2012-10-21 15:30
Nouvelle
Certification des résidences
privées
« La qualité de vie et l’état de
santé des personnes âgées sont intimement liés aux conditions de
travail : il faut y voir! » – Michel Arsenault, président,
FTQ
La
formation
« Jusqu’ici, ajoute Jean-Pierre Ouellet, l’une des
réponses qui ont été avancées était d’obliger les employés à avoir
de la formation nécessaire à l’accomplissement de leurs tâches.
Faisant référence à certains cas de mauvais traitements, on a
souvent entendu dire qu’il ne s’agissait pas de mauvaise volonté,
mais plutôt d’une absence de formation. On parlait même de la
formation comme de la pierre angulaire de la réforme proposée. Très
bien!
« Mais parler formation, c’est parler de temps et de coûts de formation. La formation
sera-t-elle donnée sur le temps de travail et à la solde de
l’employeur? Tout permet d’en douter. Va-t-on obliger les employés
à faire leur formation en dehors de l’établissement et en dehors
des heures de travail? C’est impraticable. Pour ne prendre qu’un
exemple, un grand nombre de ces salariés sont des personnes
immigrantes, notamment dans la grande région montréalaise et
beaucoup d’entre elles ont un double emploi afin d’arriver à
joindre les deux bouts. Oublions ça : si ce n’est pas sur le temps
de travail, elles ne pourront pas être formées adéquatement. Même
chose pour les chefs de familles nombreuses ou monoparentales… Et
encore plus simple, comment quelqu’un, gagnant à peine 11,00 $
l’heure, peut-il arriver à se payer de la formation? Poser la
question, c’est y répondre! »
La rémunération
Parmi les membres du SQEES travaillant dans les résidences privées,
le salaire maximum moyen était de
11,85 $ en 2011. Pour beaucoup d’autres, le salaire brut se réduit
au salaire minimum ou à quelques sous de plus!

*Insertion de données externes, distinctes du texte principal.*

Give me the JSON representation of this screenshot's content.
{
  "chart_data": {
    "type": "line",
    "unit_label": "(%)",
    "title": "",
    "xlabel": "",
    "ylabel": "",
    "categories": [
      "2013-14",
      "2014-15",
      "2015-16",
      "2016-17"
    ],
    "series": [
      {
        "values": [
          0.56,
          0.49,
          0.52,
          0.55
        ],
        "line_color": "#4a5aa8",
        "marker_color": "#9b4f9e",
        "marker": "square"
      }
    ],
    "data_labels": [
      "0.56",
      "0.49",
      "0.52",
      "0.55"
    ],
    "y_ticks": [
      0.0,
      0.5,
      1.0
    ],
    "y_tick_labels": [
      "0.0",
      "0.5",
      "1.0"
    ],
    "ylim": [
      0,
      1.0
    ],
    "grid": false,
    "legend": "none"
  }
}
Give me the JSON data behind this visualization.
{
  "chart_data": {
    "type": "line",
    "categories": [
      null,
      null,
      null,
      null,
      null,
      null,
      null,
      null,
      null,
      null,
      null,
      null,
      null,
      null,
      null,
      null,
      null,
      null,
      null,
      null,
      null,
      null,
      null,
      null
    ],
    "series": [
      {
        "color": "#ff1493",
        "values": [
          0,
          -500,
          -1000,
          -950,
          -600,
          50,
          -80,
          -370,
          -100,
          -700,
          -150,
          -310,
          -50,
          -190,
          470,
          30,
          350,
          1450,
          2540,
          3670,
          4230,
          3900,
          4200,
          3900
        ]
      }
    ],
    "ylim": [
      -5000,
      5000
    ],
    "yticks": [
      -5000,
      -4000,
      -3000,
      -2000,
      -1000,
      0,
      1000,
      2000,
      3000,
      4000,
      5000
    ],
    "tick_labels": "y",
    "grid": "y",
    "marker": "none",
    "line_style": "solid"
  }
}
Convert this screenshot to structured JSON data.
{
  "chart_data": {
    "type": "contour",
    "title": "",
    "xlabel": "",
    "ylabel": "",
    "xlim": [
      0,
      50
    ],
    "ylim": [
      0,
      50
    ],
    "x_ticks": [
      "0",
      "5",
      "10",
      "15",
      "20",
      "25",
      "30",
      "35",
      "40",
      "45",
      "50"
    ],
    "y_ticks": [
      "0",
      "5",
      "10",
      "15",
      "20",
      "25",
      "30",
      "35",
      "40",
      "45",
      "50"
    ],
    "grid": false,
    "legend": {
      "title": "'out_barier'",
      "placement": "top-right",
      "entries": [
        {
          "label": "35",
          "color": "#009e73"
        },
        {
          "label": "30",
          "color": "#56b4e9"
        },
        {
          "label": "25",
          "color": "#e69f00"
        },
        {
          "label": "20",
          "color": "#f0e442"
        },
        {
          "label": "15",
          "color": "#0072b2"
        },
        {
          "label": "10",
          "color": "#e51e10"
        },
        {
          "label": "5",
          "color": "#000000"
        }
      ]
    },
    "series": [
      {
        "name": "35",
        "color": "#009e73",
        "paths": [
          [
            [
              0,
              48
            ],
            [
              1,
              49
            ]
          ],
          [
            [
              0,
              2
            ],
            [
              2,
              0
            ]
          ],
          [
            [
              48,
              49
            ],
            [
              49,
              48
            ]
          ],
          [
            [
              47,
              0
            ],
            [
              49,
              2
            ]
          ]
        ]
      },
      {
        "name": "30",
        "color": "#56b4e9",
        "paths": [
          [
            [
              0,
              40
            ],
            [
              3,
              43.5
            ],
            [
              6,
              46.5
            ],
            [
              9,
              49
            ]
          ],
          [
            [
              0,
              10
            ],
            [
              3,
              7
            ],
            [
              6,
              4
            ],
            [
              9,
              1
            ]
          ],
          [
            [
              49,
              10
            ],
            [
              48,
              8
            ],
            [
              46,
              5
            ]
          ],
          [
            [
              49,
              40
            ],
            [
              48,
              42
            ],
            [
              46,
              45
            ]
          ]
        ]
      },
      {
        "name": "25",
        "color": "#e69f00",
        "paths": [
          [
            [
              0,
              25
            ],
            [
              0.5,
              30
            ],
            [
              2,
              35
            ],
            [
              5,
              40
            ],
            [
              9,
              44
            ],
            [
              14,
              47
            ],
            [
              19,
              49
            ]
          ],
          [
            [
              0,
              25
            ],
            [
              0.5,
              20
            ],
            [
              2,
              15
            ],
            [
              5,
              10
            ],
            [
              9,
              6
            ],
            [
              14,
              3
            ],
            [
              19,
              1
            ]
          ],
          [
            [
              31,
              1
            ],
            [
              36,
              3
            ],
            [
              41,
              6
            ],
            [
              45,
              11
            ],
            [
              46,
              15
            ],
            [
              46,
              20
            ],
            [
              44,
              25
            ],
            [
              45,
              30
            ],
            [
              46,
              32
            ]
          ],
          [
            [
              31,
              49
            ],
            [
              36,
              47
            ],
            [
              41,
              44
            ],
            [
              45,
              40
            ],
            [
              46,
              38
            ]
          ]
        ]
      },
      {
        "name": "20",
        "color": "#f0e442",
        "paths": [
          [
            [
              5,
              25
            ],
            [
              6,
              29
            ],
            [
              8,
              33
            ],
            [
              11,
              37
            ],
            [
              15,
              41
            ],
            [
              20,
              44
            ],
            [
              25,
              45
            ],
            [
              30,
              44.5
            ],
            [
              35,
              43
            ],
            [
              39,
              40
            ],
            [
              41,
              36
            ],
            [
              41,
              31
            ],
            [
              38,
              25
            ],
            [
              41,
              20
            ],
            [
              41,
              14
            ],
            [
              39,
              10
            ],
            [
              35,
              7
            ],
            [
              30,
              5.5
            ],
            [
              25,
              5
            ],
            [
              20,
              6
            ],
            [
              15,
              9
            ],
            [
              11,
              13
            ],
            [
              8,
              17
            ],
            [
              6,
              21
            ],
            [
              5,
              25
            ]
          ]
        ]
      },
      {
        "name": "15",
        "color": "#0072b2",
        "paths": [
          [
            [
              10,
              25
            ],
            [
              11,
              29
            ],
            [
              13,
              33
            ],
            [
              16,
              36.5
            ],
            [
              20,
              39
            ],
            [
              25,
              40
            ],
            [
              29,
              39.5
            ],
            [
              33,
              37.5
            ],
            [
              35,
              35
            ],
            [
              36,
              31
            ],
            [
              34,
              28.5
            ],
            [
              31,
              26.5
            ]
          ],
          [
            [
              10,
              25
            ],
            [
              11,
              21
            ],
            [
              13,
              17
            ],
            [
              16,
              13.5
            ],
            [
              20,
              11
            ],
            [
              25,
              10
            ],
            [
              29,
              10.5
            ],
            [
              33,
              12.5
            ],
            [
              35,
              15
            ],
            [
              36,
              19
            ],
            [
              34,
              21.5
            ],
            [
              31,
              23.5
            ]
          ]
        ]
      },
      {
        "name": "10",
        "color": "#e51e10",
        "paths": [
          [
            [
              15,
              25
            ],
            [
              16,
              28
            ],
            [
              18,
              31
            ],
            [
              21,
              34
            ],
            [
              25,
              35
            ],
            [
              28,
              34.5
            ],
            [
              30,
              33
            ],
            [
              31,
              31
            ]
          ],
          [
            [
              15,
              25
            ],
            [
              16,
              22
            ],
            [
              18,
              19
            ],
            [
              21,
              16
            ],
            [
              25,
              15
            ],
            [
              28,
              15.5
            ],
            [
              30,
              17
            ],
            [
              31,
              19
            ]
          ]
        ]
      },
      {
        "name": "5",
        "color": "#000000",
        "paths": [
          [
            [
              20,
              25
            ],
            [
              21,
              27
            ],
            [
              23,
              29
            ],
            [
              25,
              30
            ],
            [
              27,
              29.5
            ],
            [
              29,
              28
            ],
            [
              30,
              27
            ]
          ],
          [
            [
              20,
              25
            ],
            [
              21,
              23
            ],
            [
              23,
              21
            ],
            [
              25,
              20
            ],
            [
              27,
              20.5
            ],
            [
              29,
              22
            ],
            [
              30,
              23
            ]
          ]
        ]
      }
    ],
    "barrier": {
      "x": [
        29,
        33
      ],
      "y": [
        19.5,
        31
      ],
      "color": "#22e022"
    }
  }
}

Michel Arsenault précise : « C’est bien beau de parler d’équité salariale,
mais quand on voit un gouvernement
" déléguer " certaines de ses responsabilités dans le secteur privé
sans s’assurer d’une égalité de traitement des salariés, on a un
méchant problème. En 2011, une préposée aux bénéficiaires dans le
secteur public gagnait 18,76 $ à l’échelon maximum, soit 58,3 % de
plus que dans la moyenne maximale observée dans les résidences
privées. C’est scandaleux. Et encore plus quand on sait que les
préposés du secteur privé se retrouvent avec des bénéficiaires
lourds, demandant des soins extrêmement pointus. »
Pour les deux dirigeants
syndicaux, il est important d’envoyer un message clair, à la fois
aux propriétaires des résidences et au gouvernement : « La prise en
charge des personnes âgées en hébergement est une responsabilité
sociale et collective. Leur assurer une vie dans la dignité passe
nécessairement par la reconnaissance du fait que cette qualité de
vie dépend de ceux et de celles qui veillent jour et nuit à leur
quotidien et au premier chef, de leurs conditions de travail. Qu’on
leur fournisse la formation dont ils ont besoin et qu’on les paie à
leur juste valeur! »
Le SQEES-FTQ représente des membres partout au Québec,
majoritairement dans le secteur de la santé et des services
sociaux. Il est le plus grand syndicat dans le secteur des
résidences privées pour personnes âgées. Il est affilié à la
Fédération des travailleurs et travailleuses du Québec, la plus
grande centrale syndicale québécoise, avec plus de 600 000 membres.